JBMO TST macedonia Number Theory

Question

Find all $x,y$ positive integers $$x + y^2 + (\gcd(x, y))^2 = xy \cdot \gcd(x, y)$$

I tried supposing $\gcd(x,y)=d$ and letting $x=ad$, $y=bd$ but didn't get anything the closest thing I think is usefull that $(b+1)^2+4a^2b$ is a perfect square.

Answer 1

Your start is very good. Now you have $$ad+b^2d^2+d^2=abd^3$$ thus $$a+db^2+d=abd^2\implies d\mid a$$ so $a=dc$ for some integer $c$ and now we have: $$c+b^2+1=cbd^2$$

From here we have $$c={b^2+1\over bd^2-1}\implies \boxed{bd^2-1\mid b^2+1}$$

Now we have $$\color{red}{bd^2-1}\mid (b^2+1)d^2-(bd^2-1)b =\color{red}{ d^2+b }$$

From here we deduce $$bd^2-1\leq d^2+b\implies d^2\leq {b+1\over b-1}$$

if $b\ne 1$. Now if $b\geq 2 $ we get $d^2\leq 3$ so $d=1$ and so $$b-1\mid b^2+1 \implies b-1 \mid (b^2+1)-(b^2-1)=2$$

This means $b = 2=y$ so $a=5=x$ or $b=3=y$ and $a=5=x$.

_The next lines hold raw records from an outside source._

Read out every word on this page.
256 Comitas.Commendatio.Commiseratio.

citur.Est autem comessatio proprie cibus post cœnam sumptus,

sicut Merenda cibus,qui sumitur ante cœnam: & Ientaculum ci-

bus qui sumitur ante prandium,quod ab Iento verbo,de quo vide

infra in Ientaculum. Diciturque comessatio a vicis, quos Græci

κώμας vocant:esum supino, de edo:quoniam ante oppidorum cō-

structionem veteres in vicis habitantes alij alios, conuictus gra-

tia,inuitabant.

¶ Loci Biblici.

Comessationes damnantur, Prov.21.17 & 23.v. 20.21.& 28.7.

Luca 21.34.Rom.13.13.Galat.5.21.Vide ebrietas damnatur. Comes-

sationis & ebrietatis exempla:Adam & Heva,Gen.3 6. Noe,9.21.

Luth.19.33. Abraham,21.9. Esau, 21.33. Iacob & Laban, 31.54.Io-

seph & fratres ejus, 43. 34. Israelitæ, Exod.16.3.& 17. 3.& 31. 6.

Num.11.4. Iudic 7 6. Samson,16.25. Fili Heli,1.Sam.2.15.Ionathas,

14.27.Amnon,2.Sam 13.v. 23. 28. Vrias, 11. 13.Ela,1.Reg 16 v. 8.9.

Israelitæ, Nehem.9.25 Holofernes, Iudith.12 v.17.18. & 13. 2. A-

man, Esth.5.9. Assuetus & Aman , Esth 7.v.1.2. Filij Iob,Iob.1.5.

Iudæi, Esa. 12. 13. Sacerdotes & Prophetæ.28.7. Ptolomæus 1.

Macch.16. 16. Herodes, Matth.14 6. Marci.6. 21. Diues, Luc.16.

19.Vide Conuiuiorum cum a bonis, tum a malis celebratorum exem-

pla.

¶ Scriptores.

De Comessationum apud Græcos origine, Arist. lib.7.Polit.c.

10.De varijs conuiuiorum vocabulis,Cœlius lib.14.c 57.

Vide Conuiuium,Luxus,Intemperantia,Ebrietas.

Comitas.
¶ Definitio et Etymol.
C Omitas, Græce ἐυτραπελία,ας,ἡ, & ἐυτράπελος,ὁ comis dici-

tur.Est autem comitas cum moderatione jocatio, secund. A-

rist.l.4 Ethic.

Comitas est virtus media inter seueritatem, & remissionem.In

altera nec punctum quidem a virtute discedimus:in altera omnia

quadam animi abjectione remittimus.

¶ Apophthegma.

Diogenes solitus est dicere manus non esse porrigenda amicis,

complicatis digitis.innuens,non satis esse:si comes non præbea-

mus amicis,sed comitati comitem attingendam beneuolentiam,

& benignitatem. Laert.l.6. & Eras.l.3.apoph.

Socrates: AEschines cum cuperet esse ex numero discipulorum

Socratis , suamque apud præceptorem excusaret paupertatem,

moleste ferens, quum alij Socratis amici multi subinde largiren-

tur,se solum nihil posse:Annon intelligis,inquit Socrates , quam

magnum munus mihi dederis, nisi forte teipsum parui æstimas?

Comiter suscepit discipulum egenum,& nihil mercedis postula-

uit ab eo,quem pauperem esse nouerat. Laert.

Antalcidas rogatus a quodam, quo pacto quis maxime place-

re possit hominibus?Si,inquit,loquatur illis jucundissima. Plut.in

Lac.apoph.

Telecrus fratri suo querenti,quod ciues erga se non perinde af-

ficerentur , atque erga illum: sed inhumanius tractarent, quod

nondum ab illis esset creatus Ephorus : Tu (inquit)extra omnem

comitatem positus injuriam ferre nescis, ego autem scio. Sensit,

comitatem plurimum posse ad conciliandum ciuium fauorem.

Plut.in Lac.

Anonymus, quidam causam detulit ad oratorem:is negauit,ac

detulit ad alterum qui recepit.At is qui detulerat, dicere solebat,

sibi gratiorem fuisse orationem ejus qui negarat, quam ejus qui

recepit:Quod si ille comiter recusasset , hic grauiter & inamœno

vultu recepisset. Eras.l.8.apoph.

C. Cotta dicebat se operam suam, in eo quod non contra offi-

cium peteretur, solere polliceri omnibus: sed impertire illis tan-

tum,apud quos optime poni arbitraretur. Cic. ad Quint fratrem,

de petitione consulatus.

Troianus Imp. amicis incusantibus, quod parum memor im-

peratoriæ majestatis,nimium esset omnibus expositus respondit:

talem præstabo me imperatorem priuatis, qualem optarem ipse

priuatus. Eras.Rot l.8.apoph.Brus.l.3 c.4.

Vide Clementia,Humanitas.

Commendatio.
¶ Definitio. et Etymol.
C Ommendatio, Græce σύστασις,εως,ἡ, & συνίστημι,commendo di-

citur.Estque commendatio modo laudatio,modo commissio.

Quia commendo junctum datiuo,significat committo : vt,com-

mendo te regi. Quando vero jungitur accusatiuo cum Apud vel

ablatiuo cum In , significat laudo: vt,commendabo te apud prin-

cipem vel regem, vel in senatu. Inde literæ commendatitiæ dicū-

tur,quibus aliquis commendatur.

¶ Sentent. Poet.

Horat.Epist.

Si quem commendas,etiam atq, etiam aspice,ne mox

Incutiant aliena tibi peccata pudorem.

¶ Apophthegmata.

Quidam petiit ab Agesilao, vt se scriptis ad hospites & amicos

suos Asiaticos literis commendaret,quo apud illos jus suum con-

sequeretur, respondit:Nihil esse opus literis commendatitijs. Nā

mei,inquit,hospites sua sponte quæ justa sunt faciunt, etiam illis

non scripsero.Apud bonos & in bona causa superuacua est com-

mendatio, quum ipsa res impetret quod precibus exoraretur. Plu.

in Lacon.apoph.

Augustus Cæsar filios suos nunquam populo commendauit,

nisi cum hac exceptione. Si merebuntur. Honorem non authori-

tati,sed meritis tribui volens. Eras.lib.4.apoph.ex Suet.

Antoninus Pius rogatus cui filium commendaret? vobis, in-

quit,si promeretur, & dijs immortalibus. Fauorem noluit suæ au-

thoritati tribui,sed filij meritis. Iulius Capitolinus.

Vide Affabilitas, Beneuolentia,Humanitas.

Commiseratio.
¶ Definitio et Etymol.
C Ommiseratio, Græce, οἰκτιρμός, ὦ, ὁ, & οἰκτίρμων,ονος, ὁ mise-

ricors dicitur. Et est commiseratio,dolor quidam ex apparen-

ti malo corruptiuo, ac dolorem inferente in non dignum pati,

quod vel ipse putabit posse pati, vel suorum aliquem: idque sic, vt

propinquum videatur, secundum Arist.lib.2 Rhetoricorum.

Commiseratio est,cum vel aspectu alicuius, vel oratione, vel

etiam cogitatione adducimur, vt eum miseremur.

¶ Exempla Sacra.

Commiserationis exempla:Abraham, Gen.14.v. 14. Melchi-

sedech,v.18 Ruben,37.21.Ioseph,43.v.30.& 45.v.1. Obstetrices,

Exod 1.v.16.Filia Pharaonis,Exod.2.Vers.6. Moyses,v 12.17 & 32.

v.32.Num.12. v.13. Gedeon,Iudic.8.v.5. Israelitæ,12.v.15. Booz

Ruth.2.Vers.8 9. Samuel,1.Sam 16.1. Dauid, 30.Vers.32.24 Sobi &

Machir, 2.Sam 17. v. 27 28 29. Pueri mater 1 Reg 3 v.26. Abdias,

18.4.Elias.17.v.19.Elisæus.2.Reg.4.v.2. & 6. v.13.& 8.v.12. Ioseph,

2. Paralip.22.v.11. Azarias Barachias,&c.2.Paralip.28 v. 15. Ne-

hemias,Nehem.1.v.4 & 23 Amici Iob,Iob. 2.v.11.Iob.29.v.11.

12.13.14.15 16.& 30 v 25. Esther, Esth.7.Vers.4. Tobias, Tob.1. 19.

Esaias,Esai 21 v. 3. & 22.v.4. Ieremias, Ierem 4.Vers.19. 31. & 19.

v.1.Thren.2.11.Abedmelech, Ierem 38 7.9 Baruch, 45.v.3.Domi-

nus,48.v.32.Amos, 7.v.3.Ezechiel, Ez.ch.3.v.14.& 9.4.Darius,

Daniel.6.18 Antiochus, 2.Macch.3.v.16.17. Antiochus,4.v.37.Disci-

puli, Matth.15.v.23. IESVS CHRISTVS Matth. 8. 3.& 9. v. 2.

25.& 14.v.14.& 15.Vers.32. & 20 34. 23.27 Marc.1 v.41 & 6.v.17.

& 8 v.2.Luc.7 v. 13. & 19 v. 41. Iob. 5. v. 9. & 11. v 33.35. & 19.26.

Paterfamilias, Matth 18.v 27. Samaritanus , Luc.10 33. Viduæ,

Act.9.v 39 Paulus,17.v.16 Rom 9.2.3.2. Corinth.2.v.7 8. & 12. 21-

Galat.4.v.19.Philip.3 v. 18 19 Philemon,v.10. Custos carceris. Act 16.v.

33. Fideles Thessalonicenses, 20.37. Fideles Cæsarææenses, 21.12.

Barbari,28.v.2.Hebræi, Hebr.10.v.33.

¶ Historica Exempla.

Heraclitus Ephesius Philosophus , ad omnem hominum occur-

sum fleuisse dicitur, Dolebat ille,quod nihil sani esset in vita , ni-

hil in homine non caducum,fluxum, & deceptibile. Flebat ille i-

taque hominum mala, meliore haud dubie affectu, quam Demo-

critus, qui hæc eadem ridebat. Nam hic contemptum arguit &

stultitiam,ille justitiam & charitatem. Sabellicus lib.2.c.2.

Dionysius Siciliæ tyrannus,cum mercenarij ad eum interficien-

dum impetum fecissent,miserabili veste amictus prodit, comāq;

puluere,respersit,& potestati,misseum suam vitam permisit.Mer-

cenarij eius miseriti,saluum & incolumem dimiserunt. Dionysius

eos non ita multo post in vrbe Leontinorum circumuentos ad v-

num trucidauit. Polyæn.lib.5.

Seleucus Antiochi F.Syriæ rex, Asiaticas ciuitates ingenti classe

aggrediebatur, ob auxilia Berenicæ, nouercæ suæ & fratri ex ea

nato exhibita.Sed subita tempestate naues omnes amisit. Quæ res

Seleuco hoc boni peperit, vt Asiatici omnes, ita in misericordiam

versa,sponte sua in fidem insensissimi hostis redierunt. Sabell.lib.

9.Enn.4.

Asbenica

If $b=1$ we get from boxed relation $d-1\mid 2$ so $d=2$ or $d=3$...

Answer 2

Your substitutions give the equation $$ad+b^2d^2+d^2=abd^3$$ Modulo $bd^2-1$ we obtain $$ad+b+d^2\equiv ad.$$ Then $bd^2-1$ is a factor of $b+d^2$ and so $bd^2-1\le b+d^2$. Either $d=1$ or $d\ge2$ and $$b\le \frac {d^2+1}{d^2-1}=1+ \frac {2}{d^2-1}<2.$$

IF $b=1.$

Then $a+2d=ad^2$. Therefore $a|2d$ and $d|a$ and so $a=d$ or $2d$. Neither possibility gives a solution.

IF $d=1,b\ge2.$

Then $b-1$ is a factor of $b+1$. Therefore $b+1\ge2(b-1)$ and $b=2$ or $3$. The solutions are $x=5,y=2$ and $x=5,y=3.$